Thursday, September 18, 2008

Bottlegourd with adzuki bean in sweet and tangy tomato sauce:

I havent read Amulya Malladi’s “Serving Crazy with Curry” cookbook. Her story is so sad to hear and I am impressed Bottle gourd and Black chickpeas cooked in spicy and tangy Tomato gravy in monsoonspice . Thanks lot to Sia of monsoonspice for giving us wonderful idea of pan frying the lauki that really gives different flavour to the curry.
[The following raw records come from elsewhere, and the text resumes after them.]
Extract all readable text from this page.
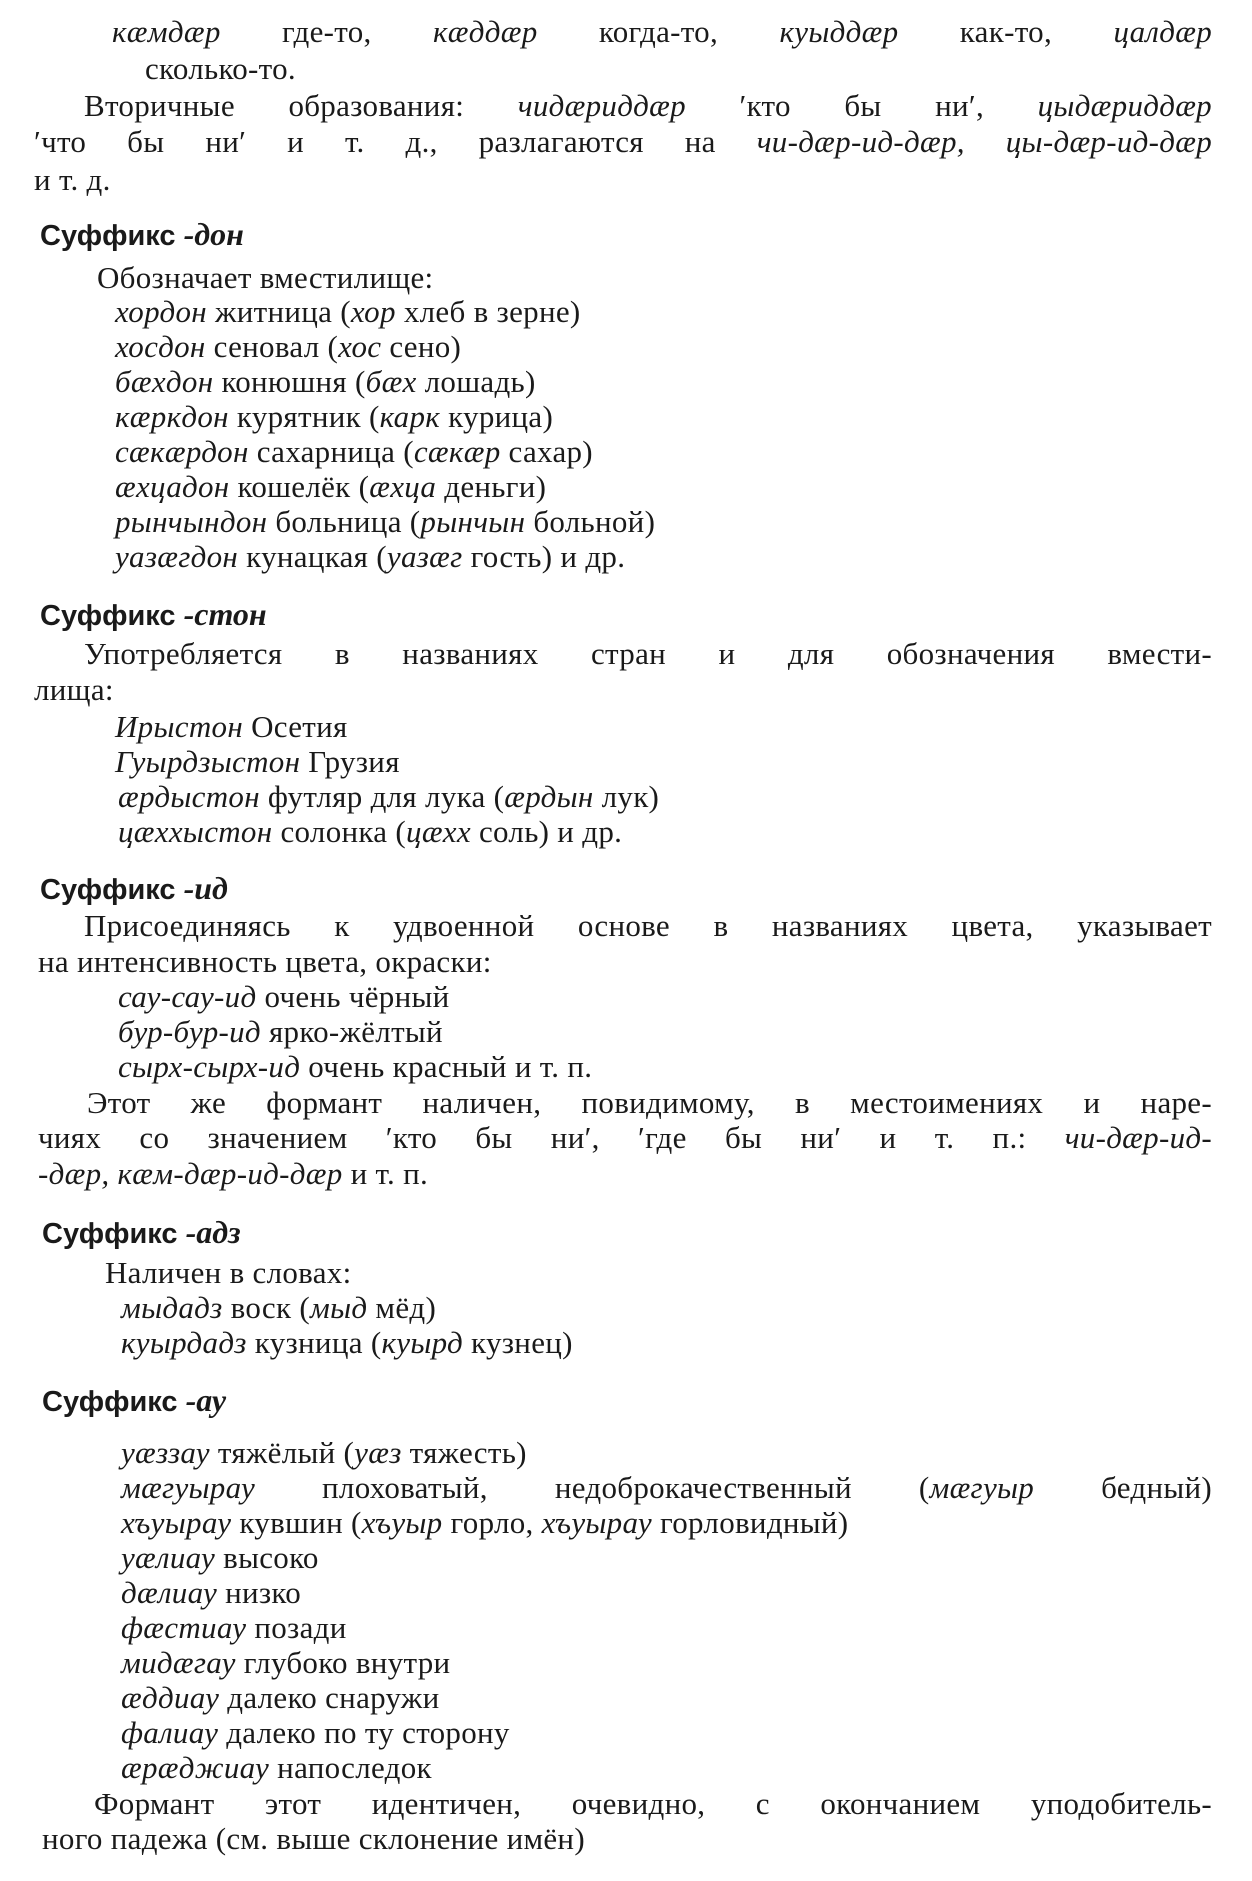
кæмдæр где-то, кæддæр когда-то, куыддæр как-то, цалдæр
сколько-то.
Вторичные образования: чидæриддæр ′кто бы ни′, цыдæриддæр
′что бы ни′ и т. д., разлагаются на чи-дæр-ид-дæр, цы-дæр-ид-дæр
и т. д.
Суффикс -дон
Обозначает вместилище:
хордон житница (хор хлеб в зерне)
хосдон сеновал (хос сено)
бæхдон конюшня (бæх лошадь)
кæркдон курятник (карк курица)
сæкæрдон сахарница (сæкæр сахар)
æхцадон кошелёк (æхца деньги)
рынчындон больница (рынчын больной)
уазæгдон кунацкая (уазæг гость) и др.
Суффикс -стон
Употребляется в названиях стран и для обозначения вмести-
лища:
Ирыстон Осетия
Гуырдзыстон Грузия
æрдыстон футляр для лука (æрдын лук)
цæххыстон солонка (цæхх соль) и др.
Суффикс -ид
Присоединяясь к удвоенной основе в названиях цвета, указывает
на интенсивность цвета, окраски:
сау-сау-ид очень чёрный
бур-бур-ид ярко-жёлтый
сырх-сырх-ид очень красный и т. п.
Этот же формант наличен, повидимому, в местоимениях и наре-
чиях со значением ′кто бы ни′, ′где бы ни′ и т. п.: чи-дæр-ид-
-дæр, кæм-дæр-ид-дæр и т. п.
Суффикс -адз
Наличен в словах:
мыдадз воск (мыд мёд)
куырдадз кузница (куырд кузнец)
Суффикс -ау
уæззау тяжёлый (уæз тяжесть)
мæгуырау плоховатый, недоброкачественный (мæгуыр бедный)
хъуырау кувшин (хъуыр горло, хъуырау горловидный)
уæлиау высоко
дæлиау низко
фæстиау позади
мидæгау глубоко внутри
æддиау далеко снаружи
фалиау далеко по ту сторону
æрæджиау напоследок
Формант этот идентичен, очевидно, с окончанием уподобитель-
ного падежа (см. выше склонение имён)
I changed similar recipe of her's and mixed both the North Indian and South Indian dishes to make the curry extraordinary meal for rice, chappati, puris or tortillas and distinctive taste of something as it is experienced in the mouth.
Here's the recipe:
1 medium Bottle Gourd (approx 4-5 cups)
1 large Onion, finely chopped
1 cup Adzuki bean/Red chori bean, soaked with water in overnight and pressure cooked till one
whistle.
3 garlic crushed
2 green chilly
6 baby potatos(4 cooked in the pressure cook, peeled and mashed with hand or masher)
3 Large tomatos chopped into fine or 1 can chopped tomato
Masala powders:
1 tbsp kasuri Methi/Dried Fenugreek Leaves (Optional)
2 tsp amachur powder/Mango powder
1 tsp garam masla powder
1 tsp coriander powder
1/2 tsp red chilly powder
1/2 tbsp jaggery/brown sugar
1/4 tsp turmeric
Salt to tast
2 tsp oil for frying lauki in 3 batch

Seasonings:
1/2 tbsp oil
1/2 tsp mustard seeds
1/2 tsp cumin seeds
1/2 tsp hing/asafoetida
12 curry leaves

How to cook:
Peel the outer skin of lauki and cut them into thick cubes as shown in the picture.
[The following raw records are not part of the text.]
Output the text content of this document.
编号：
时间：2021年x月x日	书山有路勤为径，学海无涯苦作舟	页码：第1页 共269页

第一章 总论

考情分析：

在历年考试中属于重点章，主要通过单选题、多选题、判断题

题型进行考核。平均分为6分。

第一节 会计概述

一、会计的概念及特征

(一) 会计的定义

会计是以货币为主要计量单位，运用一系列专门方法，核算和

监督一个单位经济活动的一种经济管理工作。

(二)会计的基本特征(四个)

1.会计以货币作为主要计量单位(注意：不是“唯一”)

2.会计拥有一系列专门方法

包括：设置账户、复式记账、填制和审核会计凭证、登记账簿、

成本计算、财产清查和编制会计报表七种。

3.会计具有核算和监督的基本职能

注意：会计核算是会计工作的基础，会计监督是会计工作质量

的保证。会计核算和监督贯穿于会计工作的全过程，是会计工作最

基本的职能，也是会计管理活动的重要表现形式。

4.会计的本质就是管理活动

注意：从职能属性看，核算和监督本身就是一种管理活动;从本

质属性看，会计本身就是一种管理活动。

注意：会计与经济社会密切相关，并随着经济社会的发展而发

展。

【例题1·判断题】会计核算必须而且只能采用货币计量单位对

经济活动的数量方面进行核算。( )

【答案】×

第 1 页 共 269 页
Heat a tsp of oil in a wide fry pan and arrange the slices and fry till color changes as shown in the above picture. Keep it in the tissue paper. Repeat the second batch arranged with another tsp of oil spread on top and fry and drain it in the same tissue paper and repeat the third batch.
Heat ½ tbsp of oil in the same pan and do the seasonings. Add crushed garlic, green chilly and 2 potato chopped into bite size. Fry well till potato color changes and add onion and saute till brown. Add tomatoes and 1 tsp of salt. Cook till tomatoes are mushy and then add all the masala powders and stir fry for 3 minutes. Add cooked adzuki bean, salt, mashed potato and lauki with one cup of water. Mix well and simmer for 15 minutes till lauki cooked well and well blended. Garnish with coriander leaves.
Variations:
Any grill vegetables like carrot, capsicum, ridgegourd, brinjal can also be added to the curry but make sure the vegetables should not be overcooked and mushy. If you dont want to grill vegetables, then you can easily pan fry them as shown in the picture.
Any one type of beans like rajma, Black-eyed peas, garbanzo bean like white, brown and green
can be added to the curry instead of redchori bean.
[T&T-Monsoonspice.jpg]
Sia of monsoonspice request me to participate her T & T event. Thanks lot to her for reminding me her tried and tasted event.

4 comments:

Sia said...

rajee, that looks delicious. thank u for letting me know and i glad u liked the dish. pan frying the lauki does give different flavour isn't it?
if u r interested u can send this to zlamushk'a T & T event where my blog is this month's featured blog.

Sia said...

Raji, T & T is a event where Zlamuskha invites you to cook for particilar blog every month and this month she had invited everyone to cook from my blog. since you made this recipe following the recipe i posted, you can send this entry to zlamushka (and not the chicken one you have linked). read the rules here
http://www.burntmouth.com/2008/08/t-monsoon-spice.html
i hope i made it clear :)

zlamushka said...

Thank you so much for the entry. Lovley lovely. I like seeing people cooking from each other like this :-)

Rajee said...

Pls let me know when u'll post this event round up.